Responses from the panel speakers helped illuminate the degree of political confusion in the SWP, which results from the fact that they have begun with a tactic, the general strike, linked it to the ‘new society’ in a nebulous fashion, and everything else they say is based around a defence of that tactic. This rapidly fell apart - comrade Board acknowledged that a general strike may well result in a Labour government, but stressed that it would be a “different Labour government”: ie, a left government “held hostage” by the radicalised masses and unable to implement a cuts programme. Of course, it is just as easy to make a case that a left-talking Labour government - in cahoots with the union bureaucracy - would use such a mandate to get away with implementing slightly less devastating cuts at a slower pace. This, in fact, seems a more likely scenario.

Concretely then, the SWP perspective appears to boil down to the election of a left Labour government, even though comrade Board had said earlier that workers would “never trust Labour again”. Now that the party is out of power, and in the absence of any alternative to its left, workers are once more looking to Labour. But pursuing a strategy of strikism, while operating under the belief that a Labour government would necessarily be under enough pressure from the working class to make a difference, enables the SWP to avoid the key question - the necessity for Marxist unity.

Maxine Bowler struck a different note in her response, emphasising that we had to win the battle of ideas and achieve a hegemonic position in society. Part of this battle involved her standing to be a Tusc councillor so that she could propagandise for socialist politics and a socialist society. She also bigged up the Right to Work campaign, and, of course, encouraged non-members in the audience to join the SWP.

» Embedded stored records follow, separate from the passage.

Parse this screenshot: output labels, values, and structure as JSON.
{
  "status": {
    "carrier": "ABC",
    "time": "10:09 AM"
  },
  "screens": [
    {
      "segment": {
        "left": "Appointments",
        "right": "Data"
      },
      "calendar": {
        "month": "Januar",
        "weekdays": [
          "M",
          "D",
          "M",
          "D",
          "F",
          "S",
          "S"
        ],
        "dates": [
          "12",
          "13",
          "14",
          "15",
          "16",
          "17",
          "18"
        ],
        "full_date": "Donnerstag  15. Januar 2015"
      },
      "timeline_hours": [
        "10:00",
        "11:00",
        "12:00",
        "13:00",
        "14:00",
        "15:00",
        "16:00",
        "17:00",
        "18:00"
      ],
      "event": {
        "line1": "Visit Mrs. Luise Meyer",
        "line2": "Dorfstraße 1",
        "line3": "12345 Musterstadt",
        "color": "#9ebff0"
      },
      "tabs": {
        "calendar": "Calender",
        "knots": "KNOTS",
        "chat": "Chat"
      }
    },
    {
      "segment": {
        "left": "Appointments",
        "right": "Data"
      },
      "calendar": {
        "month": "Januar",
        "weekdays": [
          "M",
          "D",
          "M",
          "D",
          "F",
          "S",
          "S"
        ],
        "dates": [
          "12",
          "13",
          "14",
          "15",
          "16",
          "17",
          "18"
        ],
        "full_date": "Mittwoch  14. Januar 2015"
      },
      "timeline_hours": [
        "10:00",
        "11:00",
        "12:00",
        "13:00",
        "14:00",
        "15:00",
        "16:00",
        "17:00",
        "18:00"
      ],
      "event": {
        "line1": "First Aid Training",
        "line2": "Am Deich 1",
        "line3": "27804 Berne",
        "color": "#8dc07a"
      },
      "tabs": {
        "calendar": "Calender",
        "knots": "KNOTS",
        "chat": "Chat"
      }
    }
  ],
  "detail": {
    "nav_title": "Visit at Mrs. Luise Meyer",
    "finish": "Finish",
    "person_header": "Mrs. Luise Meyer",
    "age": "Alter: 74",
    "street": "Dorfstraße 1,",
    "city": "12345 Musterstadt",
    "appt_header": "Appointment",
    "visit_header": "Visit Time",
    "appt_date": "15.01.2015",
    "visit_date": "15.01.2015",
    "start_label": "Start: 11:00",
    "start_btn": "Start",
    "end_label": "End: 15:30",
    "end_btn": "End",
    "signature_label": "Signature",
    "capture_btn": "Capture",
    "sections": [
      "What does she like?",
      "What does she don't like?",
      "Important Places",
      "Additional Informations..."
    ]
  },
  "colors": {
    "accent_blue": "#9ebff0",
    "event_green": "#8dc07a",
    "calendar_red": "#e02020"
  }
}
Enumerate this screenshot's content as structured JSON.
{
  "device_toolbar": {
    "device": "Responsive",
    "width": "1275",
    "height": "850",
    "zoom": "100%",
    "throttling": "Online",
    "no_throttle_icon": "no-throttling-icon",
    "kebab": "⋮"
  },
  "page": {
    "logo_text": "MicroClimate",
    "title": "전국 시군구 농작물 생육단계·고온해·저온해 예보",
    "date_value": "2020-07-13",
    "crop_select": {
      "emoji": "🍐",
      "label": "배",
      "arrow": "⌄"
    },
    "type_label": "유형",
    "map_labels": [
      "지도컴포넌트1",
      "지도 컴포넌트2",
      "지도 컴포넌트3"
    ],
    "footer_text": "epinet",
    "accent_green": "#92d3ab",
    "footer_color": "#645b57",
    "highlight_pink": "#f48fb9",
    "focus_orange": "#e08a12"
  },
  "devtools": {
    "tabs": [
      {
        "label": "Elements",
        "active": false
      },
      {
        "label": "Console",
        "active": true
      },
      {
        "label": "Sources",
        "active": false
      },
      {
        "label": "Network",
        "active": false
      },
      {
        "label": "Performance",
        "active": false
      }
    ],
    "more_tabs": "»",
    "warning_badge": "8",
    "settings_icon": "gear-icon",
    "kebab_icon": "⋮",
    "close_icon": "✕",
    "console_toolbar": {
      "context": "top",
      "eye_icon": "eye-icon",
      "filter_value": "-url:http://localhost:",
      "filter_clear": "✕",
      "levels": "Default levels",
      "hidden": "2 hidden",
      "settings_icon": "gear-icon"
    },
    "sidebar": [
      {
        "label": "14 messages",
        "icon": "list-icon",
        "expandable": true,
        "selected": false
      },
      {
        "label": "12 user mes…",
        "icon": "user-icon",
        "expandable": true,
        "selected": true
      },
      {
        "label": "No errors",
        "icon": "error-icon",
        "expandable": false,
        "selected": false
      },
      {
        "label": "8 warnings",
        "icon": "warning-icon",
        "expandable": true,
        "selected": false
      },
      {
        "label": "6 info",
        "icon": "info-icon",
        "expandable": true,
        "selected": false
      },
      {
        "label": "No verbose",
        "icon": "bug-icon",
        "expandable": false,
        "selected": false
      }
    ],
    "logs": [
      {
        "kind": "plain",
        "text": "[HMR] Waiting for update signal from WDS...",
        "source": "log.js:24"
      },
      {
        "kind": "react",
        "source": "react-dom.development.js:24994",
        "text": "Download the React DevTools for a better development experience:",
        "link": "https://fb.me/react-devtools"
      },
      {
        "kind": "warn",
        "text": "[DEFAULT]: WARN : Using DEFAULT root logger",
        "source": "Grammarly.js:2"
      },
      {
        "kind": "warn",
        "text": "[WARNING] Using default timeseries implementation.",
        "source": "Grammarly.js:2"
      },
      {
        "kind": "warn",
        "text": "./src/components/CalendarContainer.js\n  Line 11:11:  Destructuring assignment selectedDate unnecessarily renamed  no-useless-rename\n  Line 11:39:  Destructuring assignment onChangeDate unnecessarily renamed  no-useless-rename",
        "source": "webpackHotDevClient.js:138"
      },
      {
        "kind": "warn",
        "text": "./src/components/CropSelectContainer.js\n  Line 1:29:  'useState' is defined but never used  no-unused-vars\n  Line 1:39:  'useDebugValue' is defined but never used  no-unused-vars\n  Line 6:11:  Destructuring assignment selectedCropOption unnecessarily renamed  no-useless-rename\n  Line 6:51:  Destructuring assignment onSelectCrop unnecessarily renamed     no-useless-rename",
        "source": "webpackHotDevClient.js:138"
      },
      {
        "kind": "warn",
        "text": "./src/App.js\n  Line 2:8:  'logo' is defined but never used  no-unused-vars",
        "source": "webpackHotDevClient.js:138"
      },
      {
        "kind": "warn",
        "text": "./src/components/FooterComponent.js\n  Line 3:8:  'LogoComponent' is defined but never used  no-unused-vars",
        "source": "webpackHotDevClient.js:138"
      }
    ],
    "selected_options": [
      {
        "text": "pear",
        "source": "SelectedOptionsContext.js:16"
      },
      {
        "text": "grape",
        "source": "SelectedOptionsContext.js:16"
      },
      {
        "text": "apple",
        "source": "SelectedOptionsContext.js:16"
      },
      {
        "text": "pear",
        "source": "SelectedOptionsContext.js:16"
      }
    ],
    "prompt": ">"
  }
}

Implied throughout the meeting was the orthodox SWP belief that the working class is strongest when it withdraws its labour. The problem here is, firstly, that the flip side of the withdrawal of labour is a management lockout, when the boot can be on the other foot. The second and far more important point is that it is a bogus perspective, because the working class is at its most powerful when it asserts its class character positively, by organising in its own interests, and pursuing a programme that can lead it to a position of political and economic dominance. This does not involve treating workers like sheep, but the creation of mass organisations of the working class and forms of workers’ own socially owned, democratically controlled property. It presupposes a high degree of political unity and education and it means the working class forming itself into a political party - a Communist Party. Such a movement would require an open, critical culture to accompany its radical Marxist politics, if bureaucratic degeneration were to be prevented, and give a real role to the mass of workers under capitalism.

The unity of the existing revolutionary left on this basis would be a first step, but, sadly, such a perspective is not in evidence from the SWP. Even its own role, should SWP strategy come to fruition, is unclear. Perhaps this information is restricted to ‘members only’. Or perhaps its perspective for the anti-cuts movement really does end with more spontaneity, and ‘there is always next time’.

Meanwhile, if you want a political programme, the SWP, wearing its Tusc (or Respect, Left List ...) hat, can always give you national reformism. Pick your poison. However, despite Tusc’s shortcomings, the coalition represents a not insignificant part of the organised left, and we will, of course, give comrade Bowler critical support. CPGB comrades offered to help out with her election campaign. We hope sectarianism will not trump unity in action - repeatedly invoked at the meeting - around such a basic task.